Thrid line: orientation => not used
Fourth line: Base quality string => not used
Forward/reverse read FastQ file contain the same number of reads in exactly the same order.

FastQ files may be supplied as straight text files or as GZ-compressed archives.

The example shows a part of a FastQ multiple sequence file, sequence lines highlighted.:

(Click image to see the file)
First hundred from ~350 Million reads in the original file.

Result matrix

Counting results are saved as a tab-delimited count matrix.

tab delimited text
samples (barcode-pairs) in columns
target (gene) specific seeds in rows
several annotation columns
Seed name, Seed sequence, Total count across all samples, Relative proportion of this seed, ...
several annotation rows
Sample (barcode-pair)name, barcode sequences, total count accross all seeds, Relative proportion of this sample

The matrix is stored at regluar intervals during an anlysis run.

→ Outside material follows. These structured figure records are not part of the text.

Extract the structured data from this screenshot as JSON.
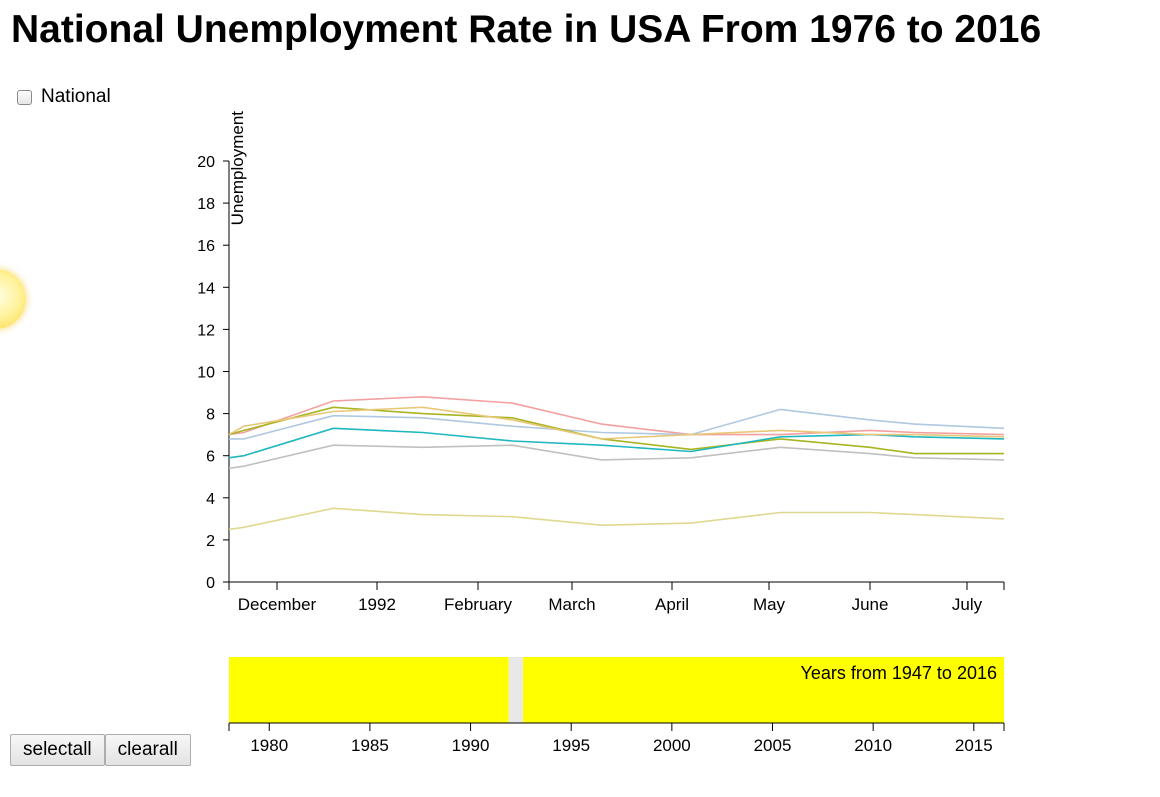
{
  "title": "National Unemployment Rate in USA From 1976 to 2016",
  "national_checkbox": {
    "label": "National",
    "checked": false
  },
  "buttons": {
    "selectall": "selectall",
    "clearall": "clearall"
  },
  "colors": {
    "selection": "#ffff00",
    "brush_gap": "#e8e8e8",
    "series": [
      "#f4a0a0",
      "#b0c8e0",
      "#c0c0c0",
      "#a8b420",
      "#20b8c0",
      "#e0d890",
      "#e8c878"
    ]
  },
  "chart_data": [
    {
      "type": "line",
      "ylabel": "Unemployment",
      "ylim": [
        0,
        20
      ],
      "yticks": [
        0,
        2,
        4,
        6,
        8,
        10,
        12,
        14,
        16,
        18,
        20
      ],
      "x_tick_labels": [
        "December",
        "1992",
        "February",
        "March",
        "April",
        "May",
        "June",
        "July"
      ],
      "x_domain": [
        1990.5,
        2016.5
      ],
      "x": [
        1990.5,
        1991,
        1994,
        1997,
        2000,
        2003,
        2006,
        2009,
        2012,
        2013.5,
        2016.5
      ],
      "series": [
        {
          "values": [
            7.0,
            7.1,
            8.6,
            8.8,
            8.5,
            7.5,
            7.0,
            7.0,
            7.2,
            7.1,
            7.0
          ]
        },
        {
          "values": [
            6.8,
            6.8,
            7.9,
            7.8,
            7.4,
            7.1,
            7.0,
            8.2,
            7.7,
            7.5,
            7.3
          ]
        },
        {
          "values": [
            5.4,
            5.5,
            6.5,
            6.4,
            6.5,
            5.8,
            5.9,
            6.4,
            6.1,
            5.9,
            5.8
          ]
        },
        {
          "values": [
            7.0,
            7.2,
            8.3,
            8.0,
            7.8,
            6.8,
            6.3,
            6.8,
            6.4,
            6.1,
            6.1
          ]
        },
        {
          "values": [
            5.9,
            6.0,
            7.3,
            7.1,
            6.7,
            6.5,
            6.2,
            6.9,
            7.0,
            6.9,
            6.8
          ]
        },
        {
          "values": [
            2.5,
            2.6,
            3.5,
            3.2,
            3.1,
            2.7,
            2.8,
            3.3,
            3.3,
            3.2,
            3.0
          ]
        },
        {
          "values": [
            7.0,
            7.4,
            8.1,
            8.3,
            7.7,
            6.8,
            7.0,
            7.2,
            7.0,
            7.0,
            6.9
          ]
        }
      ]
    },
    {
      "type": "brush",
      "annotation": "Years from 1947 to 2016",
      "xlim": [
        1978,
        2016.5
      ],
      "x_ticks": [
        1980,
        1985,
        1990,
        1995,
        2000,
        2005,
        2010,
        2015
      ],
      "selections": [
        [
          1978,
          1991.9
        ],
        [
          1992.6,
          2016.5
        ]
      ]
    }
  ]
}
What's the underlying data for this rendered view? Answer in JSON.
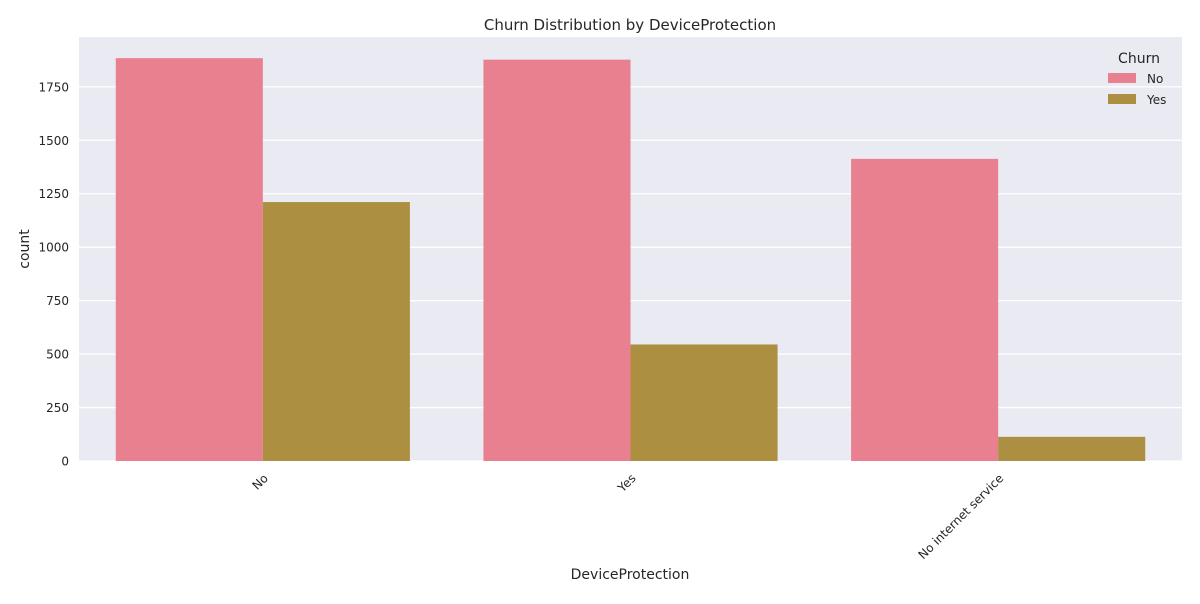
{
  "chart_data": {
    "type": "bar",
    "title": "Churn Distribution by DeviceProtection",
    "xlabel": "DeviceProtection",
    "ylabel": "count",
    "categories": [
      "No",
      "Yes",
      "No internet service"
    ],
    "series": [
      {
        "name": "No",
        "values": [
          1884,
          1877,
          1413
        ],
        "color": "#e8808f"
      },
      {
        "name": "Yes",
        "values": [
          1211,
          545,
          113
        ],
        "color": "#ac8f40"
      }
    ],
    "ylim": [
      0,
      1983
    ],
    "yticks": [
      0,
      250,
      500,
      750,
      1000,
      1250,
      1500,
      1750
    ],
    "legend": {
      "title": "Churn",
      "placement": "top-right"
    },
    "grid": true,
    "background_color": "#eaeaf2",
    "grid_color": "#ffffff"
  }
}
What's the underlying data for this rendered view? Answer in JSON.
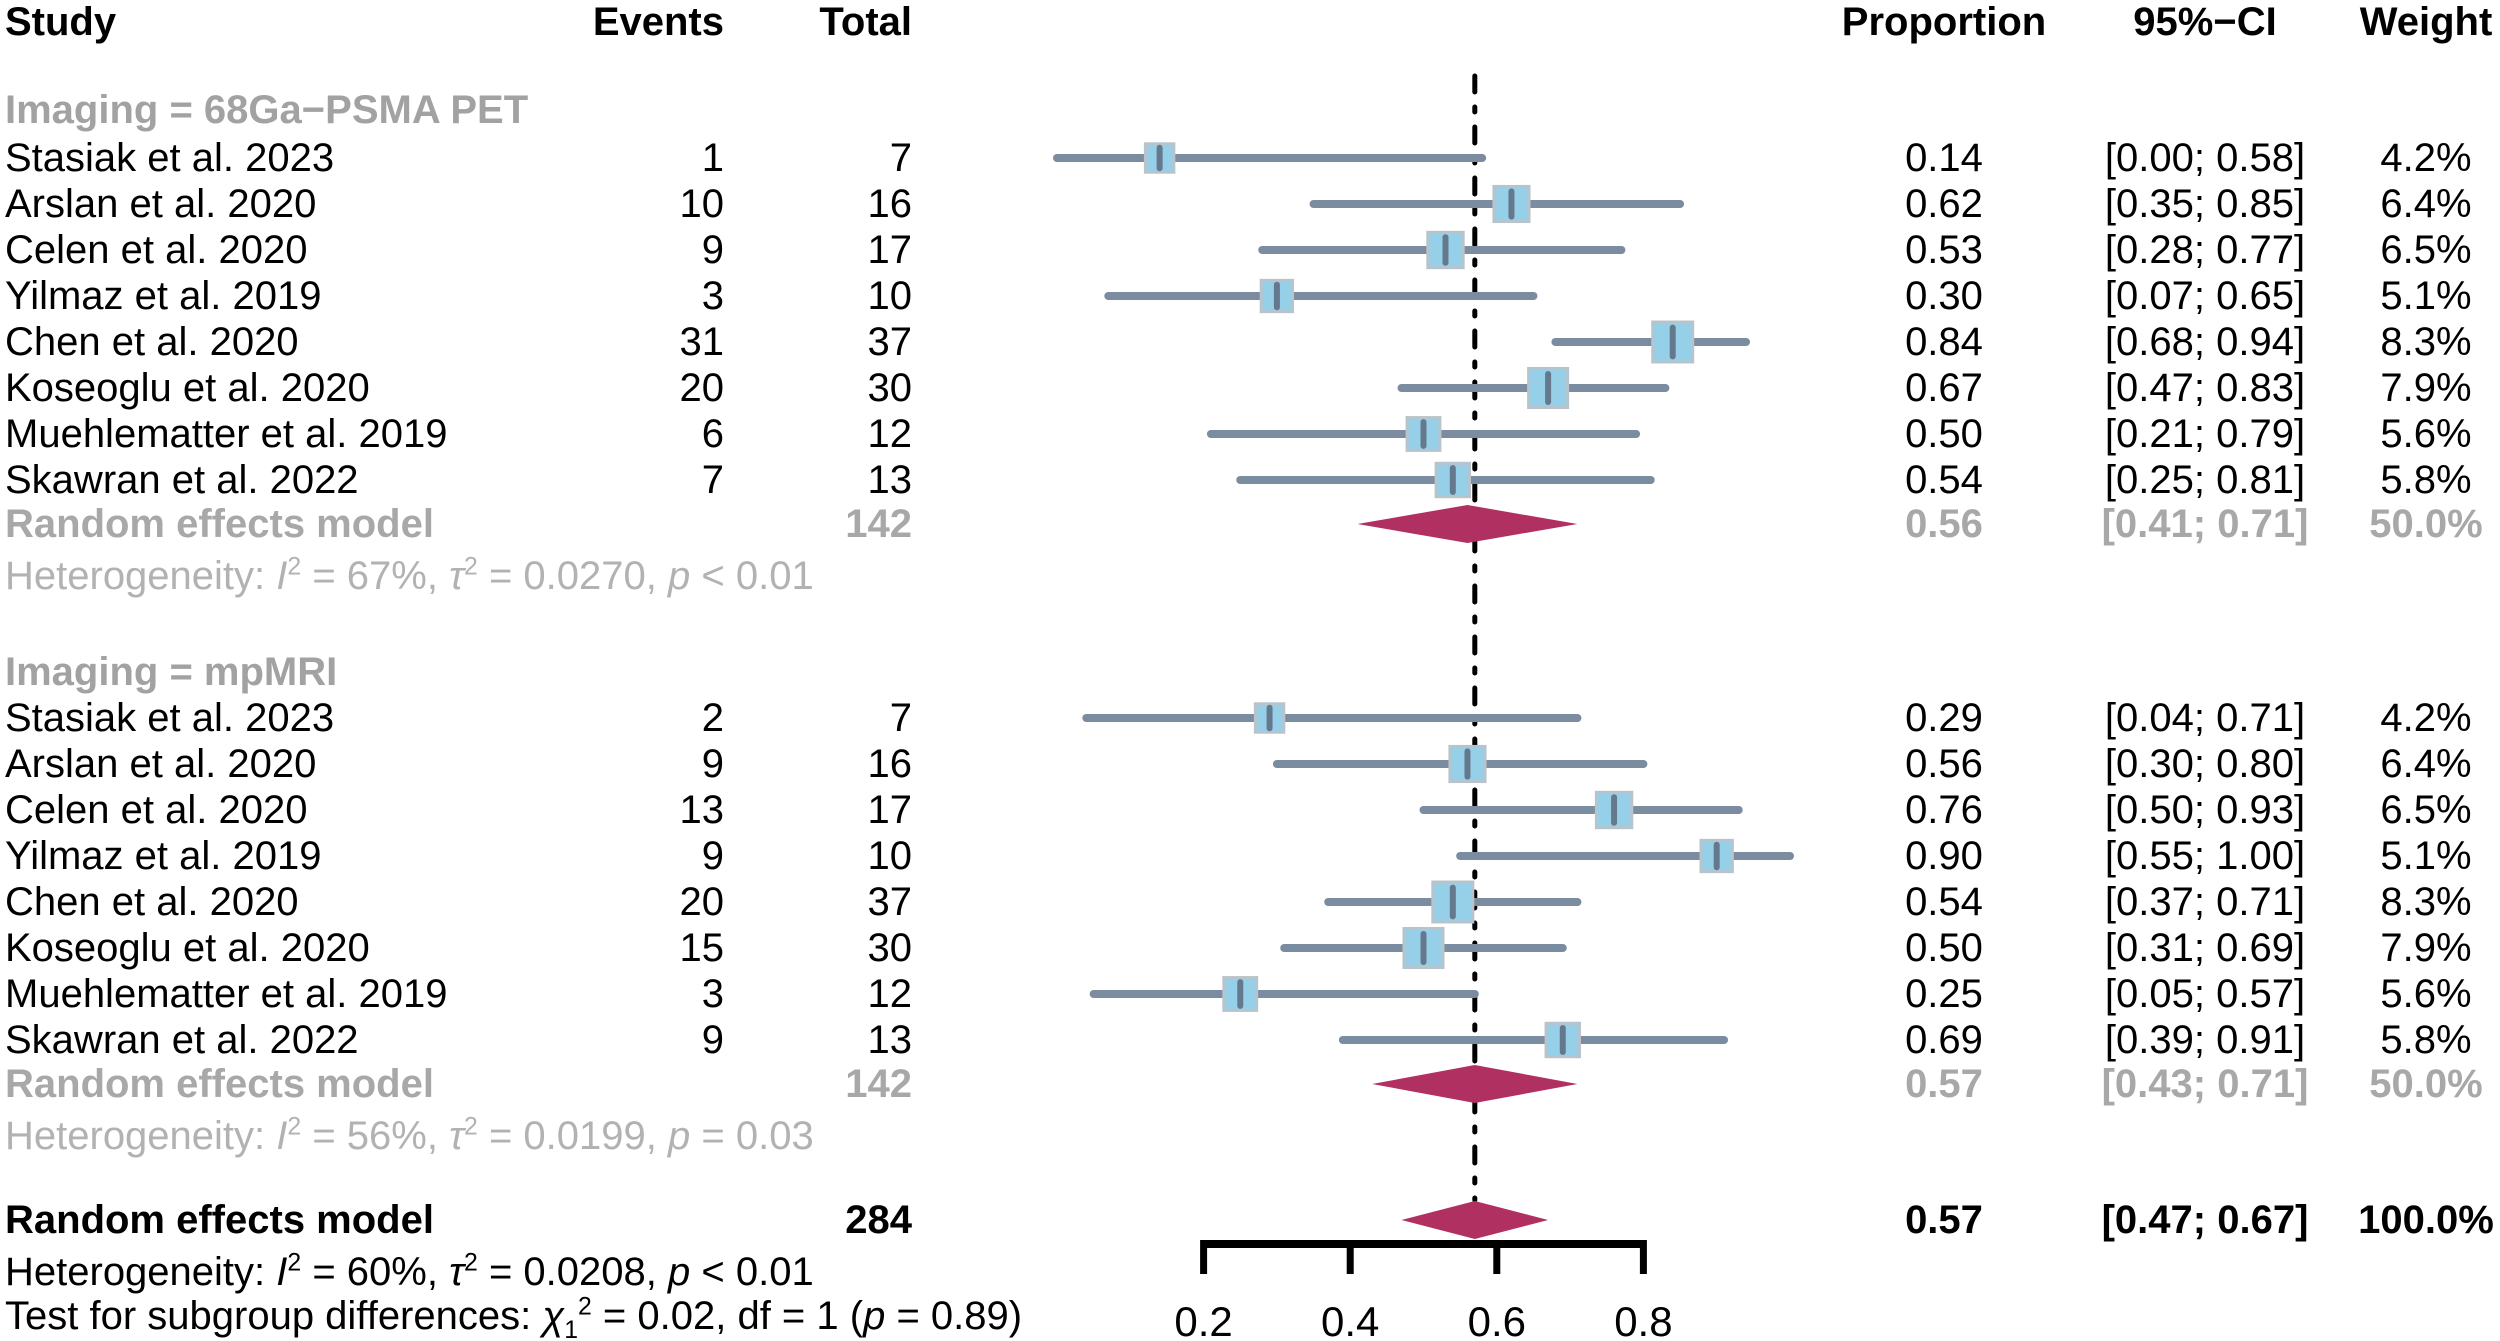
{
  "header": {
    "study": "Study",
    "events": "Events",
    "total": "Total",
    "proportion": "Proportion",
    "ci": "95%−CI",
    "weight": "Weight"
  },
  "colors": {
    "square_fill": "#95cfe8",
    "square_border": "#b8c4cc",
    "ci_line": "#7b8ca0",
    "marker": "#66798c",
    "diamond": "#b13062",
    "reference_line": "#000000",
    "axis": "#000000",
    "subgroup_label_text": "#a2a2a2",
    "summary_gray_text": "#a8a8a8",
    "heterogeneity_text": "#b2b2b2",
    "main_text": "#000000"
  },
  "chart_data": {
    "type": "scatter",
    "variant": "forest-plot",
    "title": "",
    "xlabel": "",
    "x_axis": {
      "tick_values": [
        0.2,
        0.4,
        0.6,
        0.8
      ],
      "tick_labels": [
        "0.2",
        "0.4",
        "0.6",
        "0.8"
      ],
      "plotted_range": [
        0,
        1
      ]
    },
    "reference_line_x": 0.57,
    "groups": [
      {
        "label": "Imaging = 68Ga−PSMA PET",
        "studies": [
          {
            "label": "Stasiak et al. 2023",
            "events": "1",
            "total": "7",
            "proportion": 0.14,
            "ci": [
              0.0,
              0.58
            ],
            "proportion_label": "0.14",
            "ci_label": "[0.00; 0.58]",
            "weight": 4.2,
            "weight_label": "4.2%"
          },
          {
            "label": "Arslan et al. 2020",
            "events": "10",
            "total": "16",
            "proportion": 0.62,
            "ci": [
              0.35,
              0.85
            ],
            "proportion_label": "0.62",
            "ci_label": "[0.35; 0.85]",
            "weight": 6.4,
            "weight_label": "6.4%"
          },
          {
            "label": "Celen et al. 2020",
            "events": "9",
            "total": "17",
            "proportion": 0.53,
            "ci": [
              0.28,
              0.77
            ],
            "proportion_label": "0.53",
            "ci_label": "[0.28; 0.77]",
            "weight": 6.5,
            "weight_label": "6.5%"
          },
          {
            "label": "Yilmaz et al. 2019",
            "events": "3",
            "total": "10",
            "proportion": 0.3,
            "ci": [
              0.07,
              0.65
            ],
            "proportion_label": "0.30",
            "ci_label": "[0.07; 0.65]",
            "weight": 5.1,
            "weight_label": "5.1%"
          },
          {
            "label": "Chen et al. 2020",
            "events": "31",
            "total": "37",
            "proportion": 0.84,
            "ci": [
              0.68,
              0.94
            ],
            "proportion_label": "0.84",
            "ci_label": "[0.68; 0.94]",
            "weight": 8.3,
            "weight_label": "8.3%"
          },
          {
            "label": "Koseoglu et al. 2020",
            "events": "20",
            "total": "30",
            "proportion": 0.67,
            "ci": [
              0.47,
              0.83
            ],
            "proportion_label": "0.67",
            "ci_label": "[0.47; 0.83]",
            "weight": 7.9,
            "weight_label": "7.9%"
          },
          {
            "label": "Muehlematter et al. 2019",
            "events": "6",
            "total": "12",
            "proportion": 0.5,
            "ci": [
              0.21,
              0.79
            ],
            "proportion_label": "0.50",
            "ci_label": "[0.21; 0.79]",
            "weight": 5.6,
            "weight_label": "5.6%"
          },
          {
            "label": "Skawran et al. 2022",
            "events": "7",
            "total": "13",
            "proportion": 0.54,
            "ci": [
              0.25,
              0.81
            ],
            "proportion_label": "0.54",
            "ci_label": "[0.25; 0.81]",
            "weight": 5.8,
            "weight_label": "5.8%"
          }
        ],
        "summary": {
          "label": "Random effects model",
          "total": "142",
          "proportion": 0.56,
          "ci": [
            0.41,
            0.71
          ],
          "proportion_label": "0.56",
          "ci_label": "[0.41; 0.71]",
          "weight_label": "50.0%"
        },
        "heterogeneity": "Heterogeneity: I² = 67%, τ² = 0.0270, p < 0.01"
      },
      {
        "label": "Imaging = mpMRI",
        "studies": [
          {
            "label": "Stasiak et al. 2023",
            "events": "2",
            "total": "7",
            "proportion": 0.29,
            "ci": [
              0.04,
              0.71
            ],
            "proportion_label": "0.29",
            "ci_label": "[0.04; 0.71]",
            "weight": 4.2,
            "weight_label": "4.2%"
          },
          {
            "label": "Arslan et al. 2020",
            "events": "9",
            "total": "16",
            "proportion": 0.56,
            "ci": [
              0.3,
              0.8
            ],
            "proportion_label": "0.56",
            "ci_label": "[0.30; 0.80]",
            "weight": 6.4,
            "weight_label": "6.4%"
          },
          {
            "label": "Celen et al. 2020",
            "events": "13",
            "total": "17",
            "proportion": 0.76,
            "ci": [
              0.5,
              0.93
            ],
            "proportion_label": "0.76",
            "ci_label": "[0.50; 0.93]",
            "weight": 6.5,
            "weight_label": "6.5%"
          },
          {
            "label": "Yilmaz et al. 2019",
            "events": "9",
            "total": "10",
            "proportion": 0.9,
            "ci": [
              0.55,
              1.0
            ],
            "proportion_label": "0.90",
            "ci_label": "[0.55; 1.00]",
            "weight": 5.1,
            "weight_label": "5.1%"
          },
          {
            "label": "Chen et al. 2020",
            "events": "20",
            "total": "37",
            "proportion": 0.54,
            "ci": [
              0.37,
              0.71
            ],
            "proportion_label": "0.54",
            "ci_label": "[0.37; 0.71]",
            "weight": 8.3,
            "weight_label": "8.3%"
          },
          {
            "label": "Koseoglu et al. 2020",
            "events": "15",
            "total": "30",
            "proportion": 0.5,
            "ci": [
              0.31,
              0.69
            ],
            "proportion_label": "0.50",
            "ci_label": "[0.31; 0.69]",
            "weight": 7.9,
            "weight_label": "7.9%"
          },
          {
            "label": "Muehlematter et al. 2019",
            "events": "3",
            "total": "12",
            "proportion": 0.25,
            "ci": [
              0.05,
              0.57
            ],
            "proportion_label": "0.25",
            "ci_label": "[0.05; 0.57]",
            "weight": 5.6,
            "weight_label": "5.6%"
          },
          {
            "label": "Skawran et al. 2022",
            "events": "9",
            "total": "13",
            "proportion": 0.69,
            "ci": [
              0.39,
              0.91
            ],
            "proportion_label": "0.69",
            "ci_label": "[0.39; 0.91]",
            "weight": 5.8,
            "weight_label": "5.8%"
          }
        ],
        "summary": {
          "label": "Random effects model",
          "total": "142",
          "proportion": 0.57,
          "ci": [
            0.43,
            0.71
          ],
          "proportion_label": "0.57",
          "ci_label": "[0.43; 0.71]",
          "weight_label": "50.0%"
        },
        "heterogeneity": "Heterogeneity: I² = 56%, τ² = 0.0199, p = 0.03"
      }
    ],
    "overall": {
      "label": "Random effects model",
      "total": "284",
      "proportion": 0.57,
      "ci": [
        0.47,
        0.67
      ],
      "proportion_label": "0.57",
      "ci_label": "[0.47; 0.67]",
      "weight_label": "100.0%",
      "heterogeneity": "Heterogeneity: I² = 60%, τ² = 0.0208, p < 0.01",
      "subgroup_test": "Test for subgroup differences: χ₁² = 0.02, df = 1 (p = 0.89)"
    }
  }
}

Thus the scan may be Paused and the result matrix may be viewed and preliminaryly analyzed.

The TotCount row gives the absolute number od sequences for the respective barcode-pair / sample.
This allows to compare total amount of analyzed DNA and thus, draw conclusions about sample concentration/preparation.

To allow easy comparison of samples from different runs, count values for the seeds (genes) are normalized to 1 Million total reads (~RPFM).
As each seed should match only once on a gene, counts are not normalized to the target (gene) length.

To preview the result matrix file, click the View button right to the Result matrix field:

(Click image to see the file)

The example shows a part (first hundred from 65383 seeds, 6 from 15 samples) of a targeting screen with the Gecko A library.
Due to the experiments selection pressure only few target's guides are preserved in the analyzed cells. Thus most counts seed/sample-cells are 0.
Especially in the tiny partial result sample.